Notable failures in tunnelling projects, construction insurance market under pressure, and reluctance to insure similar projects. That was the case with tunneling projects almost 20 years ago, and there currently seems to be a déjà vu with hydro projects. The tunnel construction insurance market came back on its feet following the issuance of the Code of Practice for Risk Management of Tunnel Works in 2003. Are we marching towards the drafting of a Code of Practice for Risk Management of Hydro Projects?

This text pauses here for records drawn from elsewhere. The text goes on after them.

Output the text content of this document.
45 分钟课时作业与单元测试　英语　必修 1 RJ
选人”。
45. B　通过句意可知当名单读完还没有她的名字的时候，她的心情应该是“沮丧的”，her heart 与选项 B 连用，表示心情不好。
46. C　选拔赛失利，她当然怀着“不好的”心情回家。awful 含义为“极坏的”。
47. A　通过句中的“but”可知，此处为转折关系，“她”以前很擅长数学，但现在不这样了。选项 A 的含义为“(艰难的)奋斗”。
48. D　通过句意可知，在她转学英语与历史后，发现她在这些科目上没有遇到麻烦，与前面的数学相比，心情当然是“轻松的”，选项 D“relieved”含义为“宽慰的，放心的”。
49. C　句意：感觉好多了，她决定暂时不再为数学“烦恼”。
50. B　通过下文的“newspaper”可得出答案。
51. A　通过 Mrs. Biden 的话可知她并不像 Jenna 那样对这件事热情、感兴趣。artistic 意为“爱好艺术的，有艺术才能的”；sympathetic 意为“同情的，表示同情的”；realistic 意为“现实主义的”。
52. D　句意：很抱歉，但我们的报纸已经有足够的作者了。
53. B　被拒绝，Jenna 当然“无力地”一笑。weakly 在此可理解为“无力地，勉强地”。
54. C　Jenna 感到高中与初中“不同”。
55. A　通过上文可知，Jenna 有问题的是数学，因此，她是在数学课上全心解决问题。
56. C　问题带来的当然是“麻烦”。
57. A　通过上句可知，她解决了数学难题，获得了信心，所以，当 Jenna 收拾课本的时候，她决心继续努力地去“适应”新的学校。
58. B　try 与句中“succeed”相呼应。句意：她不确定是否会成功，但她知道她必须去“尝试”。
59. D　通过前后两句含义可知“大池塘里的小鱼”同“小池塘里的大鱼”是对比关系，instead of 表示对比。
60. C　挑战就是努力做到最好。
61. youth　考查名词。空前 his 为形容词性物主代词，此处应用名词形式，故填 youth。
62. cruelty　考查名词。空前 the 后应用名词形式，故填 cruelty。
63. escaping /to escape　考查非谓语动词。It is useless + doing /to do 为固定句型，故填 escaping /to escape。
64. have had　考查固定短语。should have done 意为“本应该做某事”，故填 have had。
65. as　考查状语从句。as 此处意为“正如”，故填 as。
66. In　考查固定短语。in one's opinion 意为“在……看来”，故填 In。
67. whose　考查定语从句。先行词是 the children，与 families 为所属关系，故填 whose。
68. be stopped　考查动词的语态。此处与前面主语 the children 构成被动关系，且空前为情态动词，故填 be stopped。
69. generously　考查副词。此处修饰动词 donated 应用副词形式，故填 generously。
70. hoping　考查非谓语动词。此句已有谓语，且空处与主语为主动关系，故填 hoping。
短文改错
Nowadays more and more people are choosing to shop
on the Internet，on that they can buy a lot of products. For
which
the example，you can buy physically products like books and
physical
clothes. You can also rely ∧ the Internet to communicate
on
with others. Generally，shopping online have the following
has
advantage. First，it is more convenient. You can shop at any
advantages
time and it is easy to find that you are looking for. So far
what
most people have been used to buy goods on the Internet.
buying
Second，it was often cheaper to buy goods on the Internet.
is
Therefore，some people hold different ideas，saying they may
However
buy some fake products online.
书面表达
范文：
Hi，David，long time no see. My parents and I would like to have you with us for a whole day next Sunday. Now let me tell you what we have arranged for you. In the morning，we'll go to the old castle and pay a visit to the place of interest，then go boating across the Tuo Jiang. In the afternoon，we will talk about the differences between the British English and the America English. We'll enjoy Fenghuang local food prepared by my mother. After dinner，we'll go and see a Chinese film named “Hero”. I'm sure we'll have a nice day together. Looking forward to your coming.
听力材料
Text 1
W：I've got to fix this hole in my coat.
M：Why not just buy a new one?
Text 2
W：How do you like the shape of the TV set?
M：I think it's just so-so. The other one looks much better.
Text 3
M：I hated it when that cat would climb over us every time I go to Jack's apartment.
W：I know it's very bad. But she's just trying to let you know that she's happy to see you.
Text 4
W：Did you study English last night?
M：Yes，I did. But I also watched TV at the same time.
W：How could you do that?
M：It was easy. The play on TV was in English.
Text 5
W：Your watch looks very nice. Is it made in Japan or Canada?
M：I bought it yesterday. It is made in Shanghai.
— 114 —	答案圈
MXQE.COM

Recent catastrophic events on hydro projects have led to what are believed to be the highest claims in the history of construction insurance. Especially when Delay in Start Up (DSU) coverage is sought, makes things much more challenging. This cannot be sustainable in the industry. The future will show, but to the author’s humble opinion, the industry should promote a new guidance document for hydro projects, given the positive impact following the issuance of the Code of Practice for Risk Management of Tunnel Works. One would argue that following the principles of the existing Code, there is a robust framework of risk management that could be applied in hydro projects with dams and underground works. Indeed, but hydro schemes apart from extensive network of tunnels and caverns, may include dams, temporary cofferdams and river diversion tunnels and schemes where flood return periods must be carefully evaluated and considered, and considerably large caverns, to name a few.  The most notable difference however lies on the operational phase. Unlike the infrastructure tunnels, where the tunnel is continuously accessible during operation for visual inspection and non-destructive testing to verify its condition and validate the preventive maintenance plan, the same in not the case with water conveyance tunnels. Emptying the tunnels does not only adversely impact the revenue scheme but also introduces dynamic effects which can endanger the structural integrity of the tunnels. There is currently increasing trend in using robots for visual real-time inspection and scanning, however it does not offer the same degree of inspection effectiveness. Furthermore, fluctuations in the operational pressure may introduce stresses beyond the in situ capacity of the rockmass and collapses may occur, especially in unlined headrace tunnels.

The list can go on but, certainly, a commonly accepted guidance for risk management of hydro projects would help stabilise the flow of business after the turbulence.